The facility has consistently met permit limits since completing the filter project. The influent to the filter system typically averages approximately 10 to 15 mg/L of TSS with peaks up to 35 to 40 mg/L, while the Hydrotech Discfilter system produces effluent with average TSS < 3 mg/L. While the sand filters typically averaged approximately 60% removal of TSS, data collected by the facility after Discfilter startup has demonstrated the system's ability to routinely achieve 80% to 90% removal of TSS. Additionally, the backwash volumes have been reduced significantly and filtration system maintenance has dropped to a minimum.
The Oconomowoc WWTF staff enjoys the straight-forward and user friendly design that allows routine inspection and maintenance to be performed with ease. Another benefit of the system is the added flexibility that having 4 units provides compared to only 2 units with the previous sand filters. This allows the facility to maintain, inspect, and repair the filter equipment without such a large reduction in capacity when one unit is removed from service.
Finally, the Operations Manager for the WWTF, Tom Steinbach, has seen another benefit that was not anticipated. "The old filters had a large water surface area that was exposed inside the filter building, resulting in high humidity. The enclosed Discfilter design has removed the exposed water surface area and dramatically reduced the humidity in the building, resulting in an unexpected reduction in our energy cost for heating. This is just another example of how the Discfilters are helping us save money at the plant."

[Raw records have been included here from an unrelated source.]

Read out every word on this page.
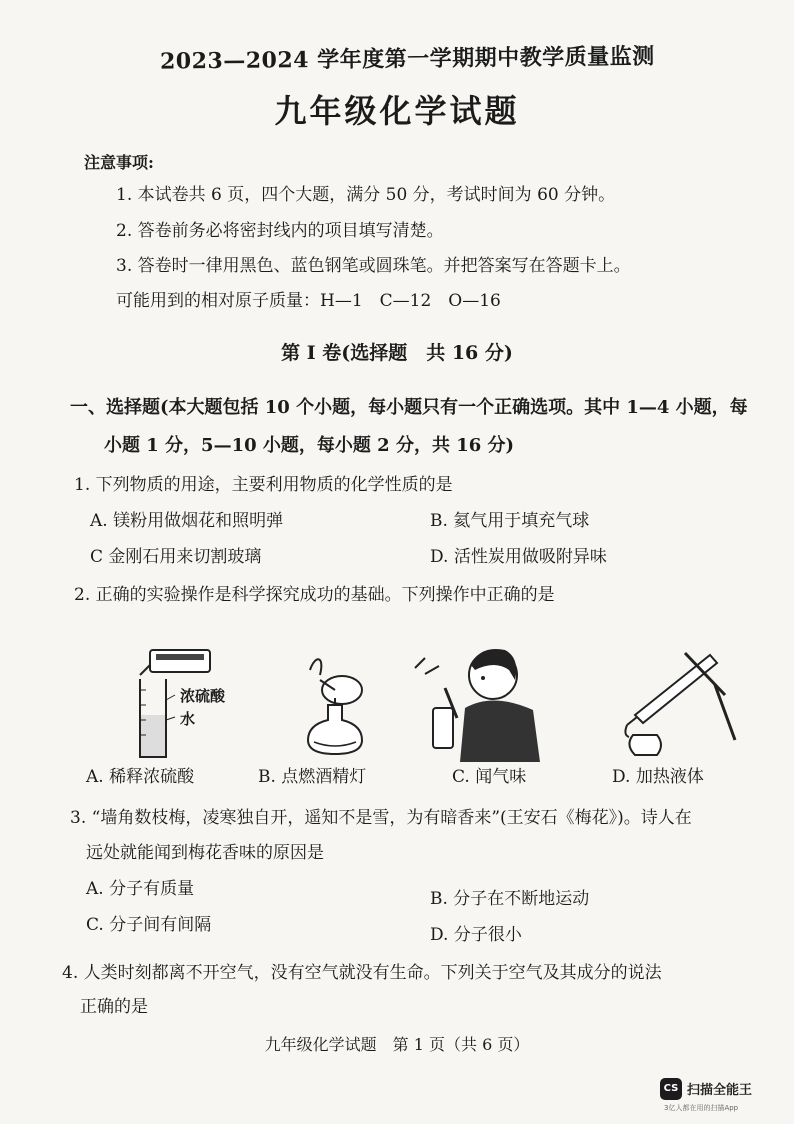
2023—2024 学年度第一学期期中教学质量监测
九年级化学试题
注意事项:
1. 本试卷共 6 页，四个大题，满分 50 分，考试时间为 60 分钟。
2. 答卷前务必将密封线内的项目填写清楚。
3. 答卷时一律用黑色、蓝色钢笔或圆珠笔。并把答案写在答题卡上。
可能用到的相对原子质量：H—1　C—12　O—16
第 I 卷(选择题　共 16 分)
一、选择题(本大题包括 10 个小题，每小题只有一个正确选项。其中 1—4 小题，每
小题 1 分，5—10 小题，每小题 2 分，共 16 分)
1. 下列物质的用途，主要利用物质的化学性质的是
A. 镁粉用做烟花和照明弹	B. 氦气用于填充气球
C 金刚石用来切割玻璃	D. 活性炭用做吸附异味
2. 正确的实验操作是科学探究成功的基础。下列操作中正确的是
浓硫酸
水
A. 稀释浓硫酸	B. 点燃酒精灯	C. 闻气味	D. 加热液体
3. “墙角数枝梅，凌寒独自开，遥知不是雪，为有暗香来”(王安石《梅花》)。诗人在
远处就能闻到梅花香味的原因是
A. 分子有质量	B. 分子在不断地运动
C. 分子间有间隔	D. 分子很小
4. 人类时刻都离不开空气，没有空气就没有生命。下列关于空气及其成分的说法
正确的是
九年级化学试题　第 1 页（共 6 页）
CS 扫描全能王
3亿人都在用的扫描App
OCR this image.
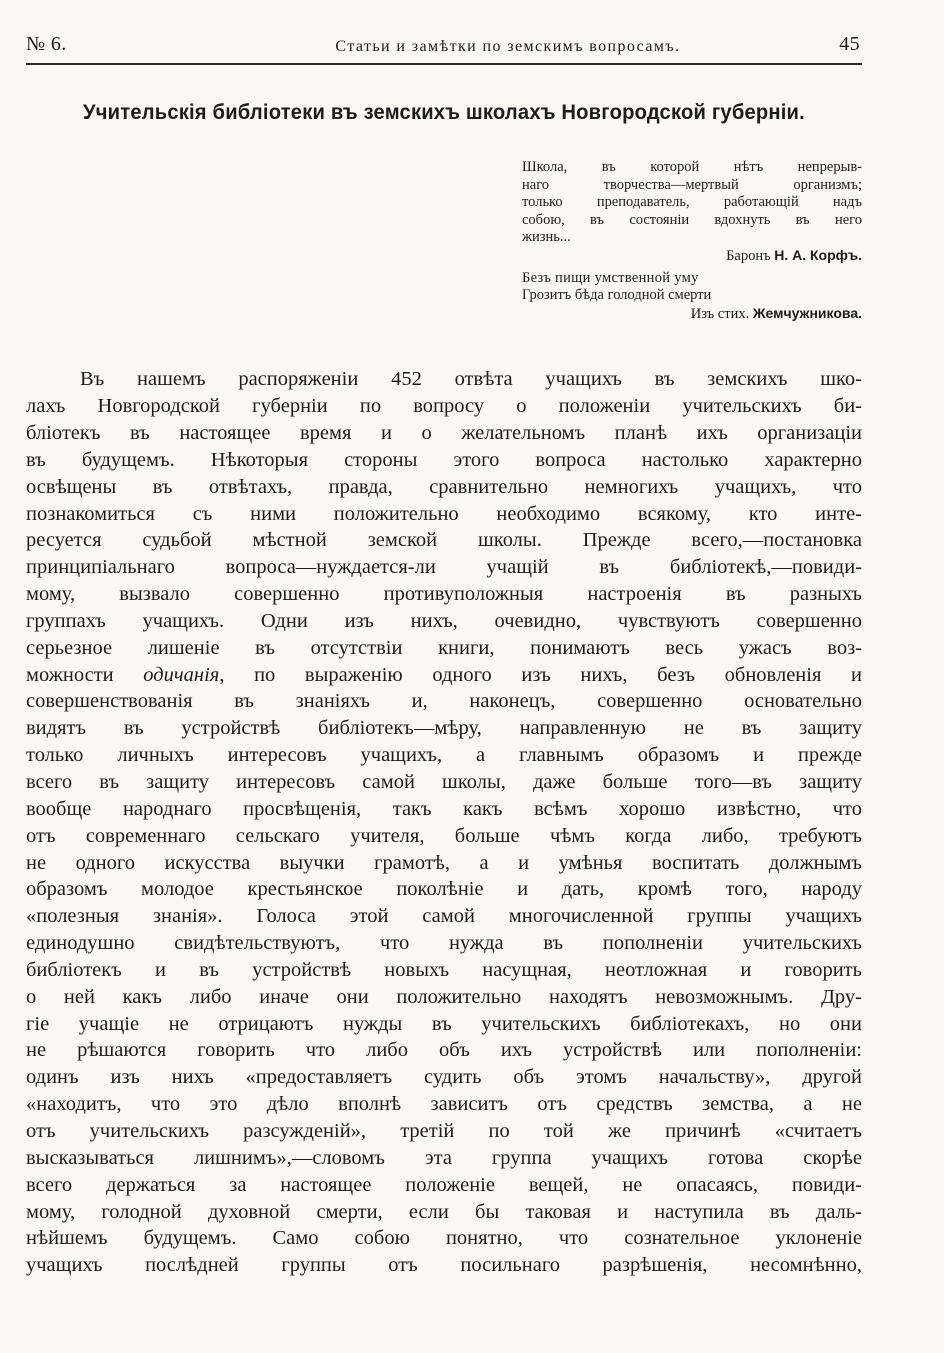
№ 6.	Статьи и замѣтки по земскимъ вопросамъ.	45
Учительскія библіотеки въ земскихъ школахъ Новгородской губерніи.
Школа, въ которой нѣтъ непрерыв-
наго творчества—мертвый организмъ;
только преподаватель, работающій надъ
собою, въ состояніи вдохнуть въ него
жизнь...
Баронъ Н. А. Корфъ.
Безъ пищи умственной уму
Грозитъ бѣда голодной смерти
Изъ стих. Жемчужникова.
Въ нашемъ распоряженіи 452 отвѣта учащихъ въ земскихъ шко-
лахъ Новгородской губерніи по вопросу о положеніи учительскихъ би-
бліотекъ въ настоящее время и о желательномъ планѣ ихъ организаціи
въ будущемъ. Нѣкоторыя стороны этого вопроса настолько характерно
освѣщены въ отвѣтахъ, правда, сравнительно немногихъ учащихъ, что
познакомиться съ ними положительно необходимо всякому, кто инте-
ресуется судьбой мѣстной земской школы. Прежде всего,—постановка
принципіальнаго вопроса—нуждается-ли учащій въ библіотекѣ,—повиди-
мому, вызвало совершенно противуположныя настроенія въ разныхъ
группахъ учащихъ. Одни изъ нихъ, очевидно, чувствуютъ совершенно
серьезное лишеніе въ отсутствіи книги, понимаютъ весь ужасъ воз-
можности одичанія, по выраженію одного изъ нихъ, безъ обновленія и
совершенствованія въ знаніяхъ и, наконецъ, совершенно основательно
видятъ въ устройствѣ библіотекъ—мѣру, направленную не въ защиту
только личныхъ интересовъ учащихъ, а главнымъ образомъ и прежде
всего въ защиту интересовъ самой школы, даже больше того—въ защиту
вообще народнаго просвѣщенія, такъ какъ всѣмъ хорошо извѣстно, что
отъ современнаго сельскаго учителя, больше чѣмъ когда либо, требуютъ
не одного искусства выучки грамотѣ, а и умѣнья воспитать должнымъ
образомъ молодое крестьянское поколѣніе и дать, кромѣ того, народу
«полезныя знанія». Голоса этой самой многочисленной группы учащихъ
единодушно свидѣтельствуютъ, что нужда въ пополненіи учительскихъ
библіотекъ и въ устройствѣ новыхъ насущная, неотложная и говорить
о ней какъ либо иначе они положительно находятъ невозможнымъ. Дру-
гіе учащіе не отрицаютъ нужды въ учительскихъ библіотекахъ, но они
не рѣшаются говорить что либо объ ихъ устройствѣ или пополненіи:
одинъ изъ нихъ «предоставляетъ судить объ этомъ начальству», другой
«находитъ, что это дѣло вполнѣ зависитъ отъ средствъ земства, а не
отъ учительскихъ разсужденій», третій по той же причинѣ «считаетъ
высказываться лишнимъ»,—словомъ эта группа учащихъ готова скорѣе
всего держаться за настоящее положеніе вещей, не опасаясь, повиди-
мому, голодной духовной смерти, если бы таковая и наступила въ даль-
нѣйшемъ будущемъ. Само собою понятно, что сознательное уклоненіе
учащихъ послѣдней группы отъ посильнаго разрѣшенія, несомнѣнно,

The project to install the Hydrotech Discfilter system at the Oconomowoc WWTF is an excellent example of using Discfilter technology to successfully replace and retrofit a facility's aging media filters. This solution provided by Kruger, a Veolia Water Solutions & Technologies company, is enabling the facility to easily meet their stringent effluent limits, increase filtration capacity, and reduce cost while maintaining the existing facility footprint and hydraulic profile.